Samuel Meisenberg is a graduating senior at The George Washington University. Here, he offers reflections on the sesquicentennial of President Abraham Lincoln’s assassination and its modern day relevance.
There’s a ghost in D.C. A particularly rangy, haggard one with long black coattails and a silk top hat can be found limping around Ford’s Theater on 10th and F Street and at the nearby Petersen boarding house. These locations have been recreated to help us see the ghost. The Presidential box has been restored to look the way it did on April 14th, 1865, when the ‘American Brutus,’ John Wilkes Booth, fired a bullet into the brilliant brain that had conceived the words “a new birth of freedom” and pledged America to rebuild with, “malice toward none, with charity for all.”
But more than just commemoration is at work in this place. The spirits are especially active this month as it is the 150th anniversary of Lincoln’s death. At a recent showing of The Widow Lincoln, an imagining of the grief experienced by Mrs. Lincoln and the nation in the aftermath of the assassination, the spirits hung over the President’s box. On the front of the Presidential box is a portrait of Lincoln’s favorite President, our own George Washington. It is framed by the restored flag bunting which entangled the assassin and caused him to plummet to the stage, shattering his leg. From that stage, history emanates in shimmering waves. There’s Booth ranting “Sic Semper Tyranis” before limping his way to the basement and exiting to his rendezvous with Dr. Mudd and a Union patrol. Listen carefully and you can hear the President’s guests shout for help and watch the chaos unfold as two doctors fight the crowd to reach the stricken President, destined never to regain consciousness.

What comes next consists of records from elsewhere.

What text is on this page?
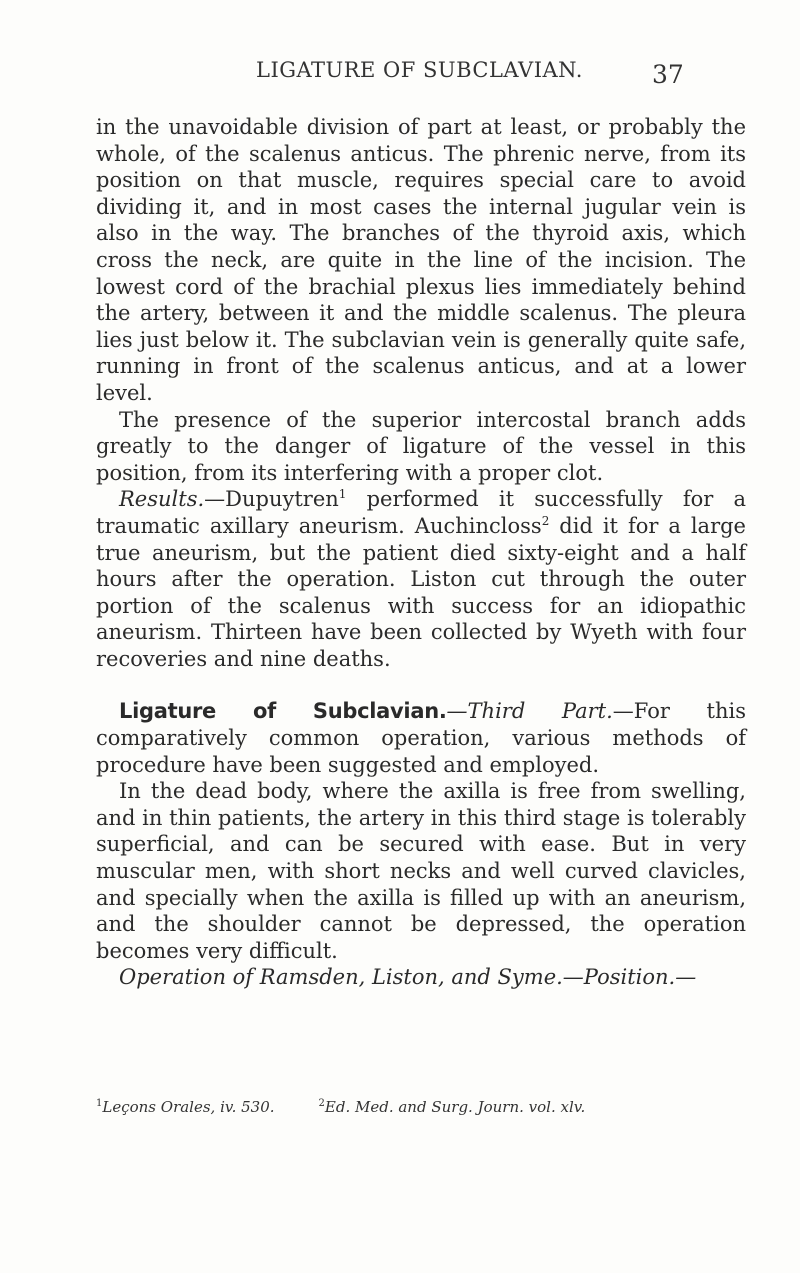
LIGATURE OF SUBCLAVIAN.	37

in the unavoidable division of part at least, or probably the whole, of the scalenus anticus. The phrenic nerve, from its position on that muscle, requires special care to avoid dividing it, and in most cases the internal jugular vein is also in the way. The branches of the thyroid axis, which cross the neck, are quite in the line of the incision. The lowest cord of the brachial plexus lies immediately behind the artery, between it and the middle scalenus. The pleura lies just below it. The subclavian vein is generally quite safe, running in front of the scalenus anticus, and at a lower level.

The presence of the superior intercostal branch adds greatly to the danger of ligature of the vessel in this position, from its interfering with a proper clot.

Results.—Dupuytren$^1$ performed it successfully for a traumatic axillary aneurism. Auchincloss$^2$ did it for a large true aneurism, but the patient died sixty-eight and a half hours after the operation. Liston cut through the outer portion of the scalenus with success for an idiopathic aneurism. Thirteen have been collected by Wyeth with four recoveries and nine deaths.

Ligature of Subclavian.—Third Part.—For this comparatively common operation, various methods of procedure have been suggested and employed.

In the dead body, where the axilla is free from swelling, and in thin patients, the artery in this third stage is tolerably superficial, and can be secured with ease. But in very muscular men, with short necks and well curved clavicles, and specially when the axilla is filled up with an aneurism, and the shoulder cannot be depressed, the operation becomes very difficult.

Operation of Ramsden, Liston, and Syme.—Position.—

$^1$Leçons Orales, iv. 530.	$^2$Ed. Med. and Surg. Journ. vol. xlv.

While an actor simulates him on that infamous stage, the mind’s eye can pass over the box and imagine the President. The haggard man, famous for his melancholia, is laughing. This light comedy of manners, Our American Cousin, has him grinning. The man who salvaged the work of Washington and brought delayed credence to the words of Jefferson laughs in his high-pitched Kentucky twang. A man of great brilliance amused by trifles. He laughs loudly as a bullet crashes into his magnificent brain.
Lincoln haunts this place not just because the suit of clothes he wore on his death night are displayed in the basement. Rather, his spirit is forced to linger here because of the nation’s unfinished business: the healing of America. Lincoln knew that neither abolition nor a 14th Amendment, guaranteeing legal equality, was sufficient to correct the injustice which was the midwife of America’s birth in 1787. He had chartered a path for racial equality. But Booth’s small bullet killed not only Lincoln, but it also gravely wounded the cause of reconstruction and racial justice which was left to lesser men. Lincoln’s ghost lingers here because the nation has not finished his and its agenda.
Across the street in the parlor of the Petersen House is the parlor where Stanton informed Mrs. Lincoln of the great man’s death the next morning. “Now he belongs to the ages,” he proclaimed. Indeed he does, and he haunts the ramparts until the racial healing will be complete. The bed in which Lincoln died seems impossibly small to accommodate the over-large President. It is not a ceremonious location to die, but Lincoln was a humble man. It would not have disappointed him that it was not a throne, though he surely deserves one. What he deserves most, though, is an end to the haunting. He deserves to rest at last, and that is up to, as Lincoln noted at Gettysburg, “us, the living.”